Drugs with thyroid hormone activity, alone or together with other therapeutic agents, have been used for the treatment of obesity. In euthyroid patients, doses within the range of daily hormonal requirements are ineffective for weight reduction. Larger doses may produce serious or even life-threatening manifestations of toxicity, particularly when given in association with sympathomimetic amines such as those used for their anorectic effects.

==Pharmacology==
Liothyronine is the most potent form of thyroid hormone. Liothyronine sodium, a salt of triiodothyronine (T_{3}), is chemically similar and pharmacologically equivalent to T_{3}. As such, it acts on the body to increase the basal metabolic rate, affect protein synthesis and increase the body's sensitivity to catecholamines (such as adrenaline) by permissiveness. As monotherapy or in combination therapy with SSRIs, liothyronine may also enhance generation of new neurons in the central nervous system. The thyroid hormones are essential to proper development and differentiation of all cells of the human body. These hormones also regulate protein, fat, and carbohydrate metabolism, affecting how human cells use energetic compounds.

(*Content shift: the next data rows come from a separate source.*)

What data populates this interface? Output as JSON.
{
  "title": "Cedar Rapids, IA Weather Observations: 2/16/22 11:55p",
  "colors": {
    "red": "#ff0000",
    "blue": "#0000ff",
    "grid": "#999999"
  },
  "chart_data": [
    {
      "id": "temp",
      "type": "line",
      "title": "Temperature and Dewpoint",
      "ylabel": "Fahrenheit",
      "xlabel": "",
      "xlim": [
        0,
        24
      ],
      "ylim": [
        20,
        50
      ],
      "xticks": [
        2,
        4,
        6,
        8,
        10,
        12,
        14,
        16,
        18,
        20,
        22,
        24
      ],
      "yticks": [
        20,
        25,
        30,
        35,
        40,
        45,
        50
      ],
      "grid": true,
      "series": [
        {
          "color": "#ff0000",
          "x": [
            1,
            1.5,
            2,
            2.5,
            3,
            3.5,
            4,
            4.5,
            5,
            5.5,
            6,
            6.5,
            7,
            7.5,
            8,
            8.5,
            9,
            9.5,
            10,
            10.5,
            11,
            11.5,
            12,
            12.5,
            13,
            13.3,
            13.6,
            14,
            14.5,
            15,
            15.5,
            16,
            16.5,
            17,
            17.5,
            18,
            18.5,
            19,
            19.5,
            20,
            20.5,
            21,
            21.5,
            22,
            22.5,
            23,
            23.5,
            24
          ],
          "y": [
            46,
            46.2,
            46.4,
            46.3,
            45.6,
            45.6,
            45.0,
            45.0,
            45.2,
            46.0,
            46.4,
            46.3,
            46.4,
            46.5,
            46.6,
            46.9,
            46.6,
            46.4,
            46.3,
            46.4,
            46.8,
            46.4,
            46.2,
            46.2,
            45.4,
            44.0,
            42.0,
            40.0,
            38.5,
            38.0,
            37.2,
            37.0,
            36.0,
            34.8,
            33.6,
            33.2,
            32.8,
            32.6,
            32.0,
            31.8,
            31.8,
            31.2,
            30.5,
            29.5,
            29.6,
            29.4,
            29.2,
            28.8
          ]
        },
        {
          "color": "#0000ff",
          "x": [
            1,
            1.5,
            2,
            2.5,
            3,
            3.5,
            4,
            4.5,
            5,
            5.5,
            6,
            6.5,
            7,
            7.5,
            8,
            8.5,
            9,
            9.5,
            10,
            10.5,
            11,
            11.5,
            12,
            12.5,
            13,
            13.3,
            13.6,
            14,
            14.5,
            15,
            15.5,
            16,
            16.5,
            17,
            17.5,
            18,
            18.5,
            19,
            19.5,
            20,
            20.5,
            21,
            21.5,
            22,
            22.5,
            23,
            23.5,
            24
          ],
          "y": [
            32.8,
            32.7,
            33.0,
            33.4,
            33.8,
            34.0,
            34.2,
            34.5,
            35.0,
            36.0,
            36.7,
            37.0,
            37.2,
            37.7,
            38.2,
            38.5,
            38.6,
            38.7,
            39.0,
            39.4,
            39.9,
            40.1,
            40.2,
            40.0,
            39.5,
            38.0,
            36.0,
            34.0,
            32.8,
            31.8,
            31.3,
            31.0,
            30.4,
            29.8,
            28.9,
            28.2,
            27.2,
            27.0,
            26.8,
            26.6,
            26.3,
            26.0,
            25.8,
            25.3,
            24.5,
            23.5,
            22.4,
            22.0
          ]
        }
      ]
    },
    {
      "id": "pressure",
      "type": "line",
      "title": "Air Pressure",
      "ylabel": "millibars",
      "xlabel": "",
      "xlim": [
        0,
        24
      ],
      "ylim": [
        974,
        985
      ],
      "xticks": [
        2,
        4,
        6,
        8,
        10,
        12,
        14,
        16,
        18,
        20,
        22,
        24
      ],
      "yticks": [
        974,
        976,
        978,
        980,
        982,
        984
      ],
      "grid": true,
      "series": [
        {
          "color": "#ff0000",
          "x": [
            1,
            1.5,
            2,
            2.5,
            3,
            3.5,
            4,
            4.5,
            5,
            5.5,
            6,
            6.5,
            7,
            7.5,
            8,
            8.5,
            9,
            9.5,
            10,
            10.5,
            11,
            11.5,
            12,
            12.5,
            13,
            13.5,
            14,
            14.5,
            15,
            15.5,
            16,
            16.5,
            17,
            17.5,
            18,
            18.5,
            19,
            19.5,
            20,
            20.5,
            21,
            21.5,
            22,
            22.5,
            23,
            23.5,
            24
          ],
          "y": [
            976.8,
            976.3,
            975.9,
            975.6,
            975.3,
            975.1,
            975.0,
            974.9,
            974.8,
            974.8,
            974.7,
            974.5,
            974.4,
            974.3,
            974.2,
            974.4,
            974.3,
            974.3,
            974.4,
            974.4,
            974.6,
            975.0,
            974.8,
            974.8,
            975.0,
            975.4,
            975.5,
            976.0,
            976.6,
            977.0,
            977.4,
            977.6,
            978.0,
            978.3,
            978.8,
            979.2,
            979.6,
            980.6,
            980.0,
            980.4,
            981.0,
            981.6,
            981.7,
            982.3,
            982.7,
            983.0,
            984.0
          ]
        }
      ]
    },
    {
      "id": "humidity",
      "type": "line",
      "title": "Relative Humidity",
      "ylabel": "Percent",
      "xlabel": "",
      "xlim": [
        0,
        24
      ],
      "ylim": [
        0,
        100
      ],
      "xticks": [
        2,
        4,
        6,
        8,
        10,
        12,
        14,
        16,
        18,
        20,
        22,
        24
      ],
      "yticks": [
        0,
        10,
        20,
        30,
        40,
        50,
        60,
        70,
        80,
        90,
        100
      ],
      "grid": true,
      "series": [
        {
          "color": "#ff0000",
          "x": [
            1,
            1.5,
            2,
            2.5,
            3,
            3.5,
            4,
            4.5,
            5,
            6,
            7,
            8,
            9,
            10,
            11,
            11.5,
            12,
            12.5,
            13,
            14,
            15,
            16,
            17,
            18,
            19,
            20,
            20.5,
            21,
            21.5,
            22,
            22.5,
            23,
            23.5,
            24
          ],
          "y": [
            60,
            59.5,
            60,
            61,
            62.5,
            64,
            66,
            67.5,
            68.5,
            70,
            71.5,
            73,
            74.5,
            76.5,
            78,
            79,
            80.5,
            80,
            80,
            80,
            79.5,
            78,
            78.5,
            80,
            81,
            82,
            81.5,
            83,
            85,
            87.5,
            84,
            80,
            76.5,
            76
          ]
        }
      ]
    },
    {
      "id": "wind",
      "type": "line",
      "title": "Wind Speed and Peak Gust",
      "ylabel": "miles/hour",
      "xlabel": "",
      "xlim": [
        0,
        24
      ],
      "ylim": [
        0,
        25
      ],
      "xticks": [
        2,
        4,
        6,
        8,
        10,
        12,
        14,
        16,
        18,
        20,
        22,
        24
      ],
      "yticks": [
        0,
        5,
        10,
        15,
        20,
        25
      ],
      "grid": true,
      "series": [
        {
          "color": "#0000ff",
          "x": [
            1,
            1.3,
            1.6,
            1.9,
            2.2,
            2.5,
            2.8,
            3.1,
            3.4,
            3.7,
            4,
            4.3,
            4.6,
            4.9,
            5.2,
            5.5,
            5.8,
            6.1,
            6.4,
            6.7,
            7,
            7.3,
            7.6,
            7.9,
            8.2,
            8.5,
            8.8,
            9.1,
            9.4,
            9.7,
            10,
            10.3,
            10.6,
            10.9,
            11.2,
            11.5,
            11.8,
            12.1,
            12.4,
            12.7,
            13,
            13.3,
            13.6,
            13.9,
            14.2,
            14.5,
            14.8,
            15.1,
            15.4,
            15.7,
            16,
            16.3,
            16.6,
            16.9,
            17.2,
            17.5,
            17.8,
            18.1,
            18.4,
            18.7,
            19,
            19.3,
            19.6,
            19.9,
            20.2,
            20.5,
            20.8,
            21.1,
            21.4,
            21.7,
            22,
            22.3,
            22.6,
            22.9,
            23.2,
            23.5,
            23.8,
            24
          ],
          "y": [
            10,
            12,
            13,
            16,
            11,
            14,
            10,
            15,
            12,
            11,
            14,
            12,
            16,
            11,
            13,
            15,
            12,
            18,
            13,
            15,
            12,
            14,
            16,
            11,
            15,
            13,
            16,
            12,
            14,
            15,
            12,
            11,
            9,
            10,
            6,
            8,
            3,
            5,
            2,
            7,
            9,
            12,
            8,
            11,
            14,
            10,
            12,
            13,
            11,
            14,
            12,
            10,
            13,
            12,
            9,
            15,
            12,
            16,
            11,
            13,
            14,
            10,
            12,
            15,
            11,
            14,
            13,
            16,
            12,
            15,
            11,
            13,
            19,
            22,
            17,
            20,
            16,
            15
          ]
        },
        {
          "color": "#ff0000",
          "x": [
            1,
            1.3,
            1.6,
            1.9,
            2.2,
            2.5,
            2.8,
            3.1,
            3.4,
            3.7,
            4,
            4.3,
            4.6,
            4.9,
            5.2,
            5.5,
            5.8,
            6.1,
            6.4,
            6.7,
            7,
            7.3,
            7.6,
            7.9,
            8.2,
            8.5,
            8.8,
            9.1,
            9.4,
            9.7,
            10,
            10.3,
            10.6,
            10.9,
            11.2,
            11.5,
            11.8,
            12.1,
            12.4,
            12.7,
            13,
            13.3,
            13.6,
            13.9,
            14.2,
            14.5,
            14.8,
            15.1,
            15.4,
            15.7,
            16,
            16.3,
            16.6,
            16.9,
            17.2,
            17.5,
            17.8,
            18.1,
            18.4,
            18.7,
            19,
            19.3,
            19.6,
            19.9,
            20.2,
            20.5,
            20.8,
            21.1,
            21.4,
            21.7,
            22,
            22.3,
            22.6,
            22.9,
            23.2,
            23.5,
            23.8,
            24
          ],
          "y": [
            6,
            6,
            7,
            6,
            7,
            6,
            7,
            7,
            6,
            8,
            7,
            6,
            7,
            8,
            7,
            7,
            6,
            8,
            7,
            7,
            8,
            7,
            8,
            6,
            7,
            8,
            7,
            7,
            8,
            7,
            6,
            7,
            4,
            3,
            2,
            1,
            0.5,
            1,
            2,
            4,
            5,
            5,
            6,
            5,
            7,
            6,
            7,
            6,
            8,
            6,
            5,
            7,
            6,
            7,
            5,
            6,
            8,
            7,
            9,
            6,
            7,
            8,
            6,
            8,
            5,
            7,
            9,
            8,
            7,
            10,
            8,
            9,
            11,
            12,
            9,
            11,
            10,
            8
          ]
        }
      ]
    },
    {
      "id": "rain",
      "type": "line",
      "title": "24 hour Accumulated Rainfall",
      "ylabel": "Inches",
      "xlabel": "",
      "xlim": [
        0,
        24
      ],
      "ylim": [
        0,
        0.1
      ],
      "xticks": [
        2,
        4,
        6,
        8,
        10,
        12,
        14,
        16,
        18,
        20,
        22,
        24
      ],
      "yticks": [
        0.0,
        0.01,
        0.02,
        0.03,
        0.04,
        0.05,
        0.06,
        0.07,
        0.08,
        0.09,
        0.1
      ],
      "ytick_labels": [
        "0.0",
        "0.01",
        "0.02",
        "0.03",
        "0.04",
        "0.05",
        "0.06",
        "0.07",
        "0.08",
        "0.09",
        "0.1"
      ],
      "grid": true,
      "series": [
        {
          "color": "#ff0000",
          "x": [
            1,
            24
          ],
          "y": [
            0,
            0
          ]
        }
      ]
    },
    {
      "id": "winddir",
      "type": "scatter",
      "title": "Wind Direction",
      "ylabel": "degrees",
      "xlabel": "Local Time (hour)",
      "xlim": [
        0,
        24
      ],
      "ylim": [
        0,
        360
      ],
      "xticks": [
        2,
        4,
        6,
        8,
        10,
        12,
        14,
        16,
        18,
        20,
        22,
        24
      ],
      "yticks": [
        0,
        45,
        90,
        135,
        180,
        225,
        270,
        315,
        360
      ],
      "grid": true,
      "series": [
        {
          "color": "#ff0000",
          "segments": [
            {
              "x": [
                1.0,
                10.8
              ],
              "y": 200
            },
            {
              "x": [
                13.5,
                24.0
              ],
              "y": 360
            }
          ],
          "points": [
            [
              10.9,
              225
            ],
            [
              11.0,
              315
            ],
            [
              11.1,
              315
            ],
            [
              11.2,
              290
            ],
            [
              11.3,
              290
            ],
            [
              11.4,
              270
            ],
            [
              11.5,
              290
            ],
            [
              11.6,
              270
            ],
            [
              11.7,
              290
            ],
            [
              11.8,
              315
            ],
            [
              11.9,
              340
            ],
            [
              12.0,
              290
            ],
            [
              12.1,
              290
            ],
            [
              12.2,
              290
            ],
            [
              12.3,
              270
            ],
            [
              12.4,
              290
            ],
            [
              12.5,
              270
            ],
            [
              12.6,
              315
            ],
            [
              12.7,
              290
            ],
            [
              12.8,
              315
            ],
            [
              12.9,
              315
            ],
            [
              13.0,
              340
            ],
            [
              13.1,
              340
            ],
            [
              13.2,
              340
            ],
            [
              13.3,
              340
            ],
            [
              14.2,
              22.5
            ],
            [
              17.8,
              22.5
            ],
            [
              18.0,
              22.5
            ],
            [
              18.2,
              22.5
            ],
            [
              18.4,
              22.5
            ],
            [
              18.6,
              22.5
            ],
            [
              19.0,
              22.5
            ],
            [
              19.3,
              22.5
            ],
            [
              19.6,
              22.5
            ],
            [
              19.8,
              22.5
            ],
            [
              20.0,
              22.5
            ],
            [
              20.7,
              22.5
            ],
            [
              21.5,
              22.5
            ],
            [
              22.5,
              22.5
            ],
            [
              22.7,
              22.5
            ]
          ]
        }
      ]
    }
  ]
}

In comparison to levothyroxine (T_{4}), liothyronine has a faster onset of action as well as a shorter biological half-life, which may be due to less plasma protein binding to thyroxine-binding globulin and transthyretin.

==Society and culture==
=== Economics ===
The British Competition and Markets Authority launched an investigation into the alleged "excessive and unfair pricing" of liothyronine tablets in 2017. It alleged that Advanz Pharma overcharged the NHS from before 2007 to July 2017. The price of a pack increased by almost 1,600% from £4.46 before it was debranded in 2007 to £258.19 by July 2017.